Using lean methods to find process improvements
Be involved in improving the work environment around you.
Much of what I know about lean and process improvements comes from two of my favorite books on the topic: “The Goal” by Eliyahu M. Goldratt and “The Toyota Way” by Jeffrey K. Liker. Both helped me visualize how to use constraint theory and lean thinking to find the right problems to solve and find the right steps to fix them, rather than just randomly improving things as I go. Below I will explain my basic approach to process improvement and explain the reasoning on each step.
My main goal with any improvement is simple: Make it better. More specifically though, I aim to gradually eliminate waste until I eventually reach a point where there is none.

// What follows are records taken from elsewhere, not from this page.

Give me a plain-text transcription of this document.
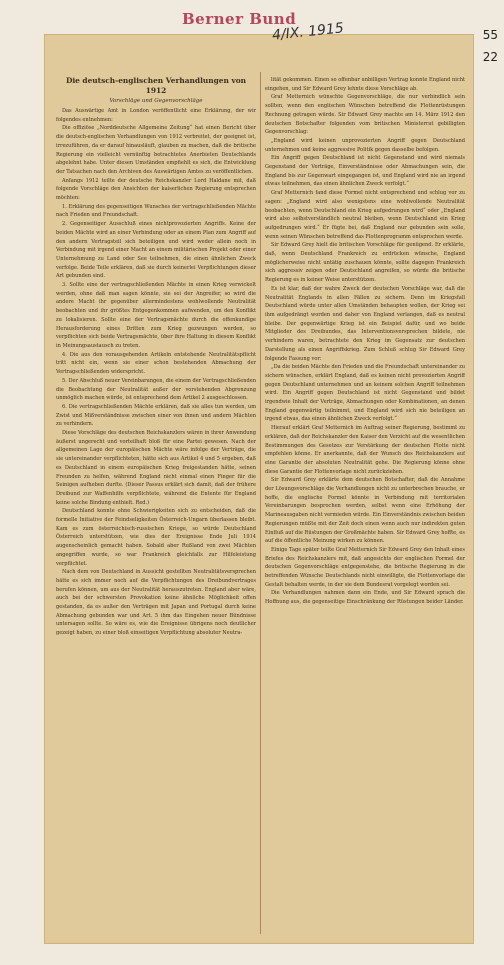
Berner Bund
4/IX. 1915	55
22
Die deutsch-englischen Verhandlungen von 1912
Vorschläge und Gegenvorschläge

Das Auswärtige Amt in London veröffentlicht eine Erklärung, der wir folgendes entnehmen:

Die offiziöse „Norddeutsche Allgemeine Zeitung“ hat einen Bericht über die deutsch-englischen Verhandlungen von 1912 verbreitet, der geeignet ist, irrezuführen, da er darauf hinausläuft, glauben zu machen, daß die britische Regierung ein vielleicht vernünftig betrachtetes Anerbieten Deutschlands abgelehnt habe. Unter diesen Umständen empfiehlt es sich, die Entwicklung der Tatsachen nach den Archiven des Auswärtigen Amtes zu veröffentlichen.

Anfangs 1912 teilte der deutsche Reichskanzler Lord Haldane mit, daß folgende Vorschläge den Ansichten der kaiserlichen Regierung entsprechen möchten:

1. Erklärung des gegenseitigen Wunsches der vertragschließenden Mächte nach Frieden und Freundschaft.

2. Gegenseitiger Ausschluß eines nichtprovozierten Angriffs. Keine der beiden Mächte wird an einer Verbindung oder an einem Plan zum Angriff auf den andern Vertragsteil sich beteiligen und wird weder allein noch in Verbindung mit irgend einer Macht an einem militärischen Projekt oder einer Unternehmung zu Land oder See teilnehmen, die einen ähnlichen Zweck verfolge. Beide Teile erklären, daß sie durch keinerlei Verpflichtungen dieser Art gebunden sind.

3. Sollte eine der vertragschließenden Mächte in einen Krieg verwickelt werden, ohne daß man sagen könnte, sie sei der Angreifer, so wird die andere Macht ihr gegenüber allermindestens wohlwollende Neutralität beobachten und ihr größtes Entgegenkommen aufwenden, um den Konflikt zu lokalisieren. Sollte eine der Vertragsmächte durch die offenkundige Herausforderung eines Dritten zum Krieg gezwungen werden, so verpflichten sich beide Vertragsmächte, über ihre Haltung in diesem Konflikt in Meinungsaustausch zu treten.

4. Die aus den vorausgehenden Artikeln entstehende Neutralitätspflicht tritt nicht ein, wenn sie einer schon bestehenden Abmachung der Vertragschließenden widerspricht.

5. Der Abschluß neuer Vereinbarungen, die einem der Vertragschließenden die Beobachtung der Neutralität außer der vorstehenden Abgrenzung unmöglich machen würde, ist entsprechend dem Artikel 2 ausgeschlossen.

6. Die vertragschließenden Mächte erklären, daß sie alles tun werden, um Zwist und Mißverständnisse zwischen einer von ihnen und andern Mächten zu verhindern.

Diese Vorschläge des deutschen Reichskanzlers wären in ihrer Anwendung äußerst ungerecht und vorteilhaft bloß für eine Partei gewesen. Nach der allgemeinen Lage der europäischen Mächte wäre infolge der Verträge, die sie untereinander verpflichteten, hätte sich aus Artikel 4 und 5 ergeben, daß es Deutschland in einem europäischen Krieg freigestanden hätte, seinen Freunden zu helfen, während England nicht einmal einen Finger für die Seinigen aufheben durfte. (Dieser Passus erklärt sich damit, daß der frühere Dreibund zur Waffenhilfe verpflichtete, während die Entente für England keine solche Bindung enthielt. Red.)

Deutschland konnte ohne Schwierigkeiten sich zu entscheiden, daß die formelle Initiative der Feindseligkeiten Österreich-Ungarn überlassen bleibt. Kam es zum österreichisch-russischen Kriege, so würde Deutschland Österreich unterstützen, wie dies der Ereignisse Ende Juli 1914 augenscheinlich gemacht haben. Sobald aber Rußland von zwei Mächten angegriffen wurde, so war Frankreich gleichfalls zur Hilfeleistung verpflichtet.

Nach dem von Deutschland in Aussicht gestellten Neutralitätsversprechen hätte es sich immer noch auf die Verpflichtungen des Dreibundvertrages berufen können, um aus der Neutralität herauszutreten. England aber wäre, auch bei der schwersten Provokation keine ähnliche Möglichkeit offen gestanden, da es außer den Verträgen mit Japan und Portugal durch keine Abmachung gebunden war und Art. 5 ihm das Eingehen neuer Bündnisse untersagen sollte. So wäre es, wie die Ereignisse übrigens noch deutlicher gezeigt haben, zu einer bloß einseitigen Verpflichtung absoluter Neutra-

lität gekommen. Einen so offenbar unbilligen Vertrag konnte England nicht eingehen, und Sir Edward Grey lehnte diese Vorschläge ab.

Graf Metternich wünschte Gegenvorschläge, die nur verbindlich sein sollten, wenn den englischen Wünschen betreffend die Flottenrüstungen Rechnung getragen würde. Sir Edward Grey machte am 14. März 1912 den deutschen Botschafter folgenden vom britischen Ministerrat gebilligten Gegenvorschlag:

„England wird keinen unprovozierten Angriff gegen Deutschland unternehmen und keine aggressive Politik gegen dasselbe befolgen.

Ein Angriff gegen Deutschland ist nicht Gegenstand und wird niemals Gegenstand der Verträge, Einverständnisse oder Abmachungen sein, die England bis zur Gegenwart eingegangen ist, und England wird nie an irgend etwas teilnehmen, das einen ähnlichen Zweck verfolgt.“

Graf Metternich fand diese Formel nicht entsprechend und schlug vor zu sagen: „England wird also wenigstens eine wohlwollende Neutralität beobachten, wenn Deutschland ein Krieg aufgedrungen wird“ oder „England wird also selbstverständlich neutral bleiben, wenn Deutschland ein Krieg aufgedrungen wird.“ Er fügte bei, daß England nur gebunden sein solle, wenn seinen Wünschen betreffend das Flottenprogramm entsprochen werde.

Sir Edward Grey hielt die britischen Vorschläge für genügend. Er erklärte, daß, wenn Deutschland Frankreich zu erdrücken wünsche, England möglicherweise nicht untätig zuschauen könnte, sollte dagegen Frankreich sich aggressiv zeigen oder Deutschland angreifen, so würde die britische Regierung es in keiner Weise unterstützen.

Es ist klar, daß der wahre Zweck der deutschen Vorschläge war, daß die Neutralität Englands in allen Fällen zu sichern. Denn im Kriegsfall Deutschland würde unter allen Umständen behaupten wollen, der Krieg sei ihm aufgedrängt worden und daher von England verlangen, daß es neutral bleibe. Der gegenwärtige Krieg ist ein Beispiel dafür, und wo beide Mitglieder des Dreibundes, das Interventionsversprechen bildete, nie verhindern waren, betrachtete den Krieg im Gegensatz zur deutschen Darstellung als einen Angriffskrieg. Zum Schluß schlug Sir Edward Grey folgende Fassung vor:

„Da die beiden Mächte den Frieden und die Freundschaft untereinander zu sichern wünschen, erklärt England, daß es keinen nicht provozierten Angriff gegen Deutschland unternehmen und an keinem solchen Angriff teilnehmen wird. Ein Angriff gegen Deutschland ist nicht Gegenstand und bildet irgendwie Inhalt der Verträge, Abmachungen oder Kombinationen, an denen England gegenwärtig teilnimmt, und England wird sich nie beteiligen an irgend etwas, das einen ähnlichen Zweck verfolgt.“

Hierauf erklärt Graf Metternich im Auftrag seiner Regierung, bestimmt zu erklären, daß der Reichskanzler den Kaiser den Verzicht auf die wesentlichen Bestimmungen des Gesetzes zur Verstärkung der deutschen Flotte nicht empfehlen könne. Er anerkannte, daß der Wunsch des Reichskanzlers auf eine Garantie der absoluten Neutralität gehe. Die Regierung könne ohne diese Garantie der Flottenvorlage nicht zurückziehen.

Sir Edward Grey erklärte dem deutschen Botschafter, daß die Annahme der Lösungsvorschläge die Verhandlungen nicht zu unterbrechen brauche, er hoffe, die englische Formel könnte in Verbindung mit territorialen Vereinbarungen besprochen werden, selbst wenn eine Erhöhung der Marineausgaben nicht vermieden würde. Ein Einverständnis zwischen beiden Regierungen müßte mit der Zeit doch einen wenn auch nur indirekten guten Einfluß auf die Rüstungen der Großmächte haben. Sir Edward Grey hoffte, es auf die öffentliche Meinung wirken zu können.

Einige Tage später teilte Graf Metternich Sir Edward Grey den Inhalt eines Briefes des Reichskanzlers mit, daß angesichts der englischen Formel der deutschen Gegenvorschläge entgegenstehe, die britische Regierung in die betreffenden Wünsche Deutschlands nicht einwilligte, die Flottenvorlage die Gestalt behalten werde, in der sie dem Bundesrat vorgelegt worden sei.

Die Verhandlungen nahmen dann ein Ende, und Sir Edward sprach die Hoffnung aus, die gegenseitige Einschränkung der Rüstungen beider Länder.
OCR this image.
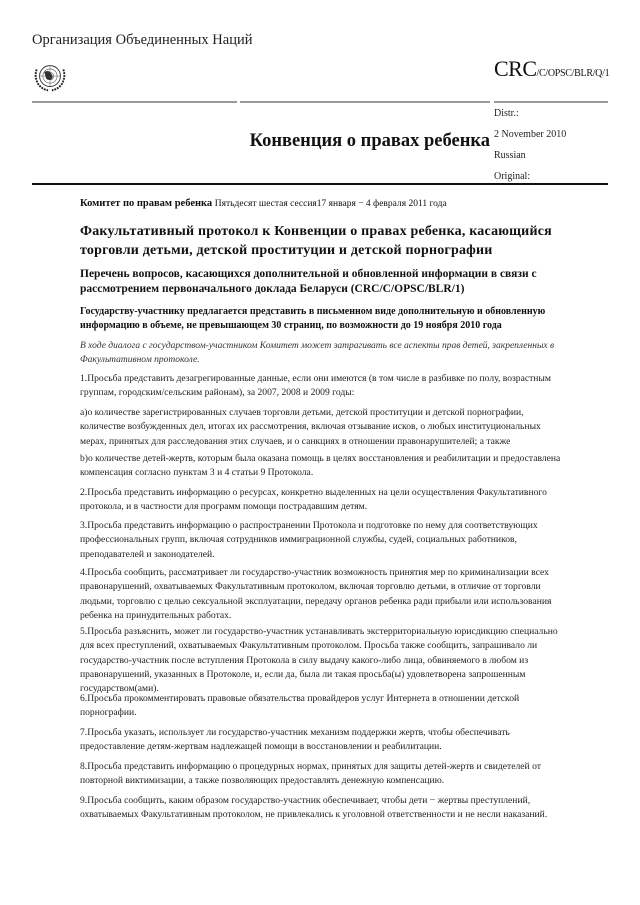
Организация Объединенных Наций
CRC/C/OPSC/BLR/Q/1
Конвенция о правах ребенка
Distr.:
2 November 2010
Russian
Original:
Комитет по правам ребенка Пятьдесят шестая сессия17 января − 4 февраля 2011 года
Факультативный протокол к Конвенции о правах ребенка, касающийся торговли детьми, детской проституции и детской порнографии
Перечень вопросов, касающихся дополнительной и обновленной информации в связи с рассмотрением первоначального доклада Беларуси (CRC/C/OPSC/BLR/1)
Государству-участнику предлагается представить в письменном виде дополнительную и обновленную информацию в объеме, не превышающем 30 страниц, по возможности до 19 ноября 2010 года
В ходе диалога с государством-участником Комитет может затрагивать все аспекты прав детей, закрепленных в Факультативном протоколе.
1.Просьба представить дезагрегированные данные, если они имеются (в том числе в разбивке по полу, возрастным группам, городским/сельским районам), за 2007, 2008 и 2009 годы:
a)о количестве зарегистрированных случаев торговли детьми, детской проституции и детской порнографии, количестве возбужденных дел, итогах их рассмотрения, включая отзывание исков, о любых институциональных мерах, принятых для расследования этих случаев, и о санкциях в отношении правонарушителей; а также
b)о количестве детей-жертв, которым была оказана помощь в целях восстановления и реабилитации и предоставлена компенсация согласно пунктам 3 и 4 статьи 9 Протокола.
2.Просьба представить информацию о ресурсах, конкретно выделенных на цели осуществления Факультативного протокола, и в частности для программ помощи пострадавшим детям.
3.Просьба представить информацию о распространении Протокола и подготовке по нему для соответствующих профессиональных групп, включая сотрудников иммиграционной службы, судей, социальных работников, преподавателей и законодателей.
4.Просьба сообщить, рассматривает ли государство-участник возможность принятия мер по криминализации всех правонарушений, охватываемых Факультативным протоколом, включая торговлю детьми, в отличие от торговли людьми, торговлю с целью сексуальной эксплуатации, передачу органов ребенка ради прибыли или использования ребенка на принудительных работах.
5.Просьба разъяснить, может ли государство-участник устанавливать экстерриториальную юрисдикцию специально для всех преступлений, охватываемых Факультативным протоколом. Просьба также сообщить, запрашивало ли государство-участник после вступления Протокола в силу выдачу какого-либо лица, обвиняемого в любом из правонарушений, указанных в Протоколе, и, если да, была ли такая просьба(ы) удовлетворена запрошенным государством(ами).
6.Просьба прокомментировать правовые обязательства провайдеров услуг Интернета в отношении детской порнографии.
7.Просьба указать, использует ли государство-участник механизм поддержки жертв, чтобы обеспечивать предоставление детям-жертвам надлежащей помощи в восстановлении и реабилитации.
8.Просьба представить информацию о процедурных нормах, принятых для защиты детей-жертв и свидетелей от повторной виктимизации, а также позволяющих предоставлять денежную компенсацию.
9.Просьба сообщить, каким образом государство-участник обеспечивает, чтобы дети − жертвы преступлений, охватываемых Факультативным протоколом, не привлекались к уголовной ответственности и не несли наказаний.
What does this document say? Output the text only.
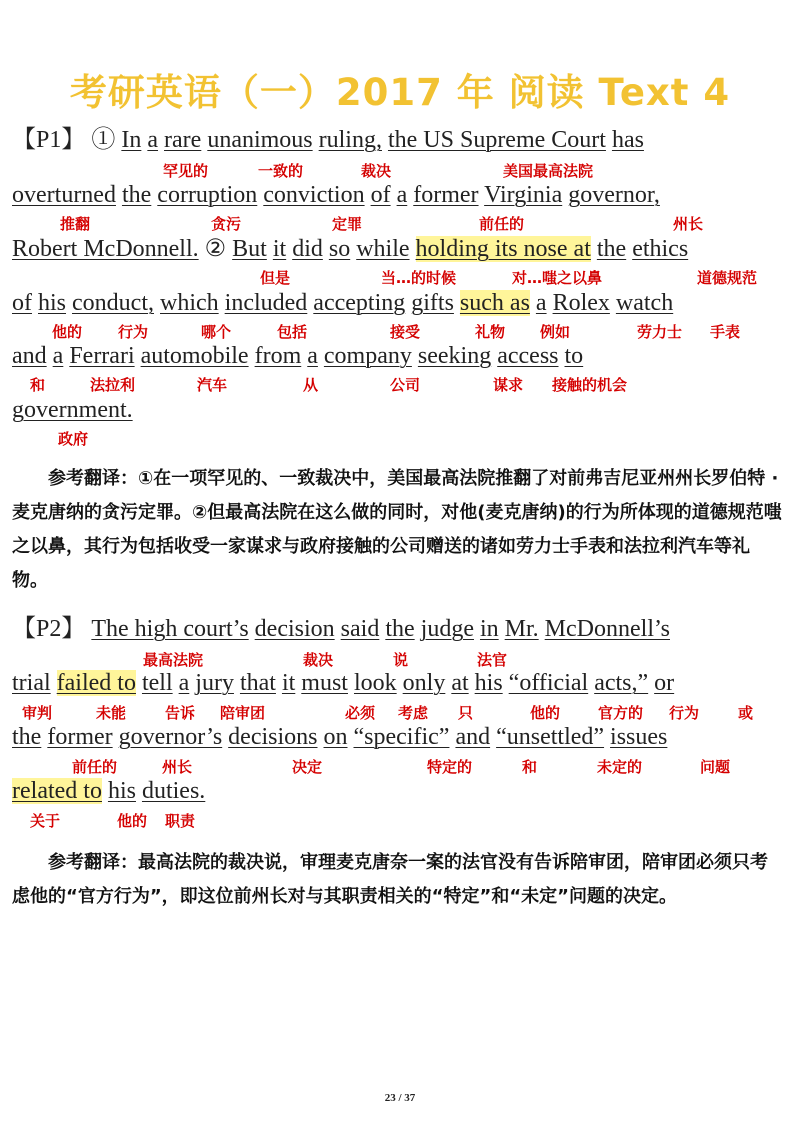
考研英语（一）2017 年 阅读 Text 4
【P1】 ① In a rare unanimous ruling, the US Supreme Court has
罕见的	一致的	裁决	美国最高法院
overturned the corruption conviction of a former Virginia governor,
推翻	贪污	定罪	前任的	州长
Robert McDonnell. ② But it did so while holding its nose at the ethics
但是	当…的时候	对…嗤之以鼻	道德规范
of his conduct, which included accepting gifts such as a Rolex watch
他的 行为	哪个	包括	接受	礼物 例如	劳力士 手表
and a Ferrari automobile from a company seeking access to
和	法拉利	汽车	从	公司	谋求 接触的机会
government.
政府

参考翻译：①在一项罕见的、一致裁决中，美国最高法院推翻了对前弗吉尼亚州州长罗伯特 · 麦克唐纳的贪污定罪。②但最高法院在这么做的同时，对他(麦克唐纳)的行为所体现的道德规范嗤之以鼻，其行为包括收受一家谋求与政府接触的公司赠送的诸如劳力士手表和法拉利汽车等礼物。

【P2】 The high court’s decision said the judge in Mr. McDonnell’s
最高法院	裁决	说	法官
trial failed to tell a jury that it must look only at his “official acts,” or
审判	未能	告诉 陪审团	必须 考虑 只	他的	官方的 行为	或
the former governor’s decisions on “specific” and “unsettled” issues
前任的	州长	决定	特定的	和	未定的	问题
related to his duties.
关于	他的 职责

参考翻译：最高法院的裁决说，审理麦克唐奈一案的法官没有告诉陪审团，陪审团必须只考虑他的“官方行为”，即这位前州长对与其职责相关的“特定”和“未定”问题的决定。

23 / 37
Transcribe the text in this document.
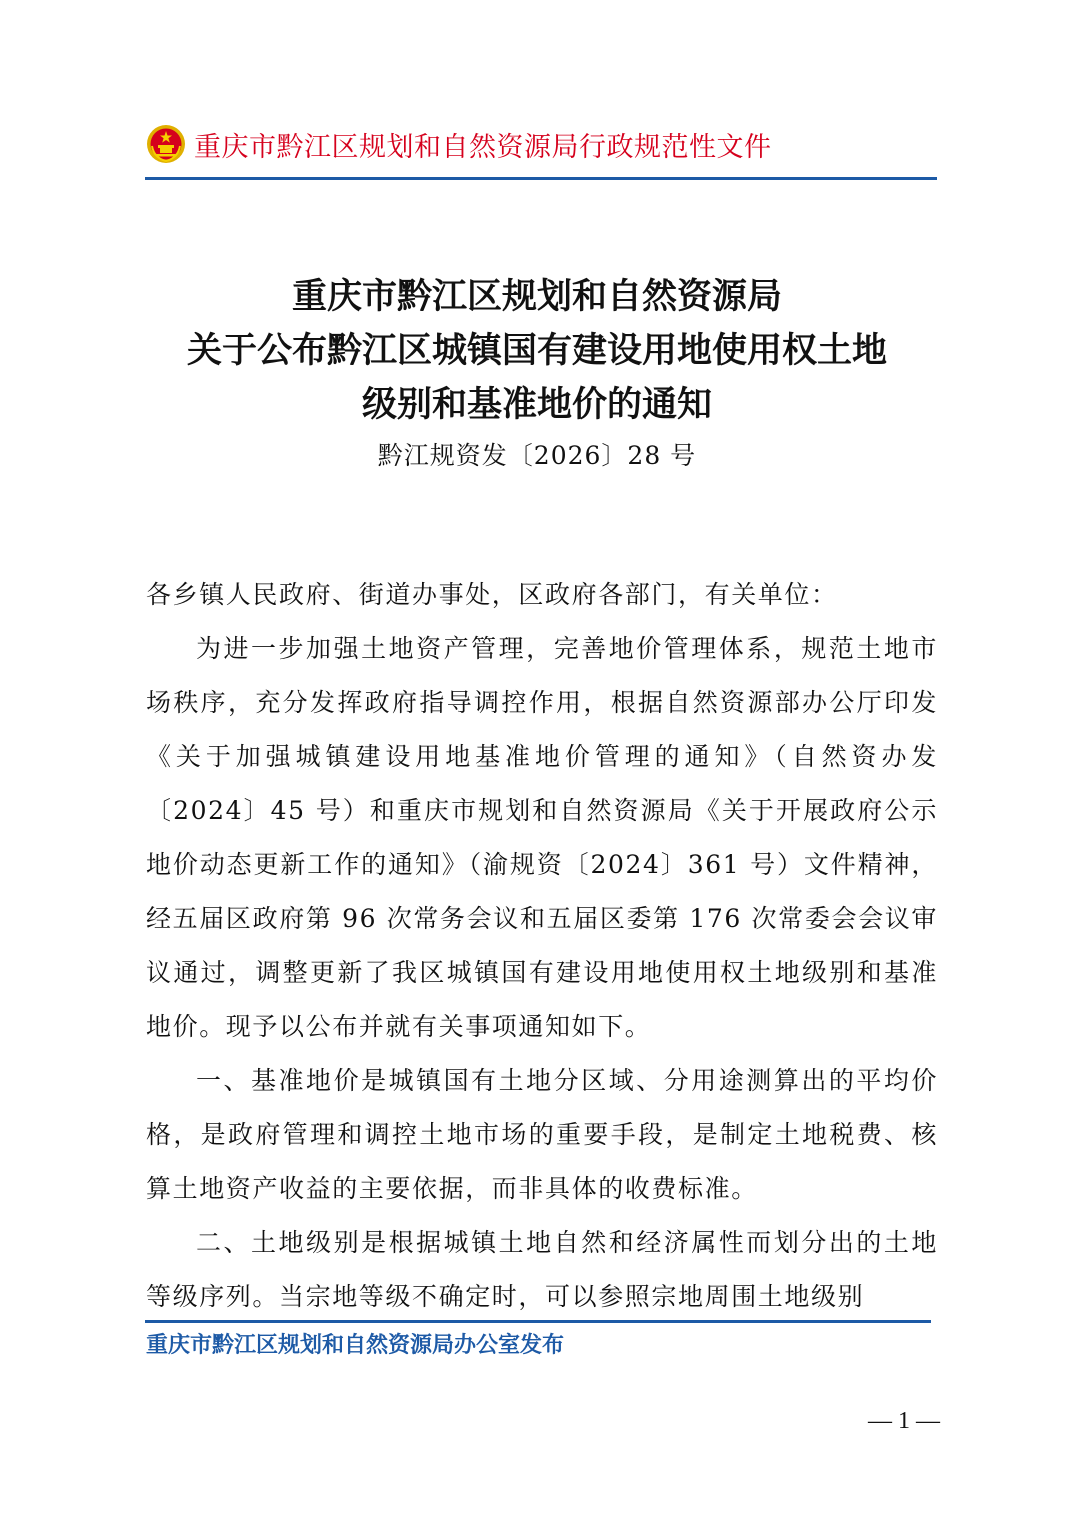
重庆市黔江区规划和自然资源局行政规范性文件
重庆市黔江区规划和自然资源局
关于公布黔江区城镇国有建设用地使用权土地
级别和基准地价的通知
黔江规资发〔2026〕28 号

各乡镇人民政府、街道办事处，区政府各部门，有关单位：

为进一步加强土地资产管理，完善地价管理体系，规范土地市场秩序，充分发挥政府指导调控作用，根据自然资源部办公厅印发《关于加强城镇建设用地基准地价管理的通知》（自然资办发〔2024〕45 号）和重庆市规划和自然资源局《关于开展政府公示地价动态更新工作的通知》（渝规资〔2024〕361 号）文件精神，经五届区政府第 96 次常务会议和五届区委第 176 次常委会会议审议通过，调整更新了我区城镇国有建设用地使用权土地级别和基准地价。现予以公布并就有关事项通知如下。

一、基准地价是城镇国有土地分区域、分用途测算出的平均价格，是政府管理和调控土地市场的重要手段，是制定土地税费、核算土地资产收益的主要依据，而非具体的收费标准。

二、土地级别是根据城镇土地自然和经济属性而划分出的土地等级序列。当宗地等级不确定时，可以参照宗地周围土地级别

重庆市黔江区规划和自然资源局办公室发布
— 1 —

Ideally, work would be completed seamlessly from step to step, in an obvious direction, with little effort (one-piece flow). This usually takes more than one iteration to achieve.
 Step one: Value–stream mapping is a very important starting point before brainstorming, feedback or even root–cause analysis. In my opinion, it is also the most efficient because it is often reliable factual information that you already have or can easily access. At this point, a few facts can disqualify many theories.
From a process perspective, your department or business is made up of tasks, relationships and people that perform and oversee those things. Understanding each step, each relationship and each person in the process is your roadmap for continuous improvement. It will help you to visualize problems in your overall workflow.
How to value-stream map
- Make a sticky note with the name of every task and transfer that happens in your business. - Place them in sequential order from left to right on a whiteboard.
- Draw a line horizontally on the board under the sticky notes.
- For each sticky note, if the task doesn’t change the finished product, put it below the line. - -- Once complete, the notes above the line are tasks that create value, and the tasks below the line do not create value (even if necessary).
 Step two: Pay close attention to where work “pools” or backs up, and the rate of output. Measure the overall rate of speed to completion as well as the rate of completion for each task. Once you identify an area where work is slowing down, you can use a root–cause analysis to see if there is an underlying source of the issue. One option at this point is to create a second value–stream map of your ideal workflow and then compare the two to see if there are any obvious improvements to make.
As you test different things in your value–stream map, check to see if improving a point in the process will improve the overall output. Not every well-intentioned improvement will actually save time or money in the end.
How to do a root-cause analysis
- Start with an assumption of a problem.
- Ask what causes the problem.
- Continue to look for the underlying source of each new problem.
- Once you cannot find any more causes, you have found your root cause.
3] Step three: If at this point the problem isn’t clear or you are unsure of your solution, it is a good time to try out an A3. I like using A3s for more complex solutions because they enforce an organized way of thinking about problems. During this process, it is helpful to interview people at the source of the problem and even try out the processes firsthand before coming up with a solution. Once a solution is implemented, follow up and adjust regularly.
If you don’t find the right solution, don’t push the wrong one. Go back to the value stream map and think harder.
Simpler solutions seem to be more effective than complex ones.
Creating a basic A3
On an 11-inch by 17-inch sheet of paper:
Draw lines to make six equal spaces (Landscape, two columns, three rows).
Fill out the following items, one in each space:
- Background: What is the history of the problem?
- Problem statement: State the problem in the clearest and simplest possible way.
- Goal or future state: What is the ideal resolution to the problem?
- Analysis: This can be your root–cause analysis or, even better, hard data that can be measured to prove the problem statement.
- Proposal: What can be done to move toward the goal or future state?
- Implementation: Who is your team, what do they do, how do they do it and how do we know we’re winning?
 Step four: Lastly, put measures in place to make sure that your plan will work when it is needed. In software development, it is called error trapping, because we try to account for anything and everything that could go wrong and provide either a solution or an instruction. This can be something as small and simple as a quality controls checklist or a good writeup that ensures quality and consistency in your new process.
My advice: Do what you can, with what you have, right where you are. Be involved in improving the things around you. If you are just starting out, set the bar relatively low and just make something better than it is now. If you are ready to take a more systematic approach, the above approach might be a good place to start. If you don’t know what to improve or where to start, then improve yourself. Take classes, read articles and ask questions.